Sul fronte hospitality ‘pura’, la Juventus può contare da anni sulla collaborazione con Da Vittorio, che secondo Monguzzi “eleva il nostro prodotto hospitality” andando oltre il catering fino a coprire l’intera offerta di eventi organizzati all’interno dello stadio. “Devo dire che l’esperienza Vip ne trae beneficio. Con loro [Da Vittorio, ndr.] la collaborazione non si ferma al puro catering, ma è qualcosa che va a più ampio raggio verso l’offerta hospitality”.
Lo Stadium, del resto, è sempre più un asset che vive oltre i 90 minuti di gioco: circa 100 eventi aziendali all’anno tra lanci di prodotto, team building, convention e gala dinner. “Lo stadio non può vivere di solo calcio, perché vivrebbe di pochi giorni l’anno”, sintetizza Monguzzi. “Abbiamo una superficie enorme da sfruttare e la sfruttiamo per tutte le sue caratteristiche”.

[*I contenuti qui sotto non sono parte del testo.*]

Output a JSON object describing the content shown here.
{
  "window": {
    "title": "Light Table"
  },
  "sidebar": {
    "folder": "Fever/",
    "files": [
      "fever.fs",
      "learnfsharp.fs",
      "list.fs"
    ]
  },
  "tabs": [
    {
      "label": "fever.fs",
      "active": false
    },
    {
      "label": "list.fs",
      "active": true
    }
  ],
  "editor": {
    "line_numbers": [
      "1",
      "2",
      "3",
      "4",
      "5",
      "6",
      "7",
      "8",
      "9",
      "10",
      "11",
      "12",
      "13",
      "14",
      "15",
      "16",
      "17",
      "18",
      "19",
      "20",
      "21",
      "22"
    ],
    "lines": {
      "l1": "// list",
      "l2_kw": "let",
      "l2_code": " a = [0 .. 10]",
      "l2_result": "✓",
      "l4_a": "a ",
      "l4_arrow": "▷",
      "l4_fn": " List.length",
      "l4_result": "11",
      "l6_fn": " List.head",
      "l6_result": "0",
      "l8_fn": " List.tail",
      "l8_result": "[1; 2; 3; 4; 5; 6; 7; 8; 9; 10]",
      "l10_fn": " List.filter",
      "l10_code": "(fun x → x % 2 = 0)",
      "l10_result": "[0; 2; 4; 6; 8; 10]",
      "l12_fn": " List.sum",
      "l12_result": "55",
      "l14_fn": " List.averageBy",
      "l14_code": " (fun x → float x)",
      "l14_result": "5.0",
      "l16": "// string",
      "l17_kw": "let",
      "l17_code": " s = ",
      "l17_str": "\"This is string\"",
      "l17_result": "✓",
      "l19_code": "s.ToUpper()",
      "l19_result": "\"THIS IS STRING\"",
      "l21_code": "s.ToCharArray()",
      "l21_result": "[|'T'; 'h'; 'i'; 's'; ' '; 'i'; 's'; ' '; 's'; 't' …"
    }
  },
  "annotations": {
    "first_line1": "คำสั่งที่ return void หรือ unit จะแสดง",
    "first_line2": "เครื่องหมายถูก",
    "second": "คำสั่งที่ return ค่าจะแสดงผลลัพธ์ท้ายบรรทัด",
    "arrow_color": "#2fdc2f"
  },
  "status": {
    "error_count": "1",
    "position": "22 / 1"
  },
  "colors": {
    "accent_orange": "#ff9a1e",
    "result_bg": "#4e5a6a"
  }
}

Non per caso, per la prima volta dalla sua costruzione, l’Allianz Stadium ha celebrato una storica stagione interamente dedicata alla grande musica live, dimostrando – anche in questo contesto – come l’impianto bianconero sia molto più di un’arena sportiva. Lo scorso giugno l’Allianz Stadium ha ospitato sette eventi musicali per un totale di oltre 250mila spettatori. Un flusso che ha avuto ricadute dirette sull’indotto: il J|hotel, la struttura alberghiera legata al club, ha visto il tasso di occupazione delle camere salire da una media storica sotto il 50% a oltre l’80% nel mese, con più di 2.400 notti prenotate riconducibili ai concerti e circa 3.500 presenze complessive. Numeri che confermano, ancora una volta, come lo Stadium generi valore anche fuori dai novanta minuti di gioco.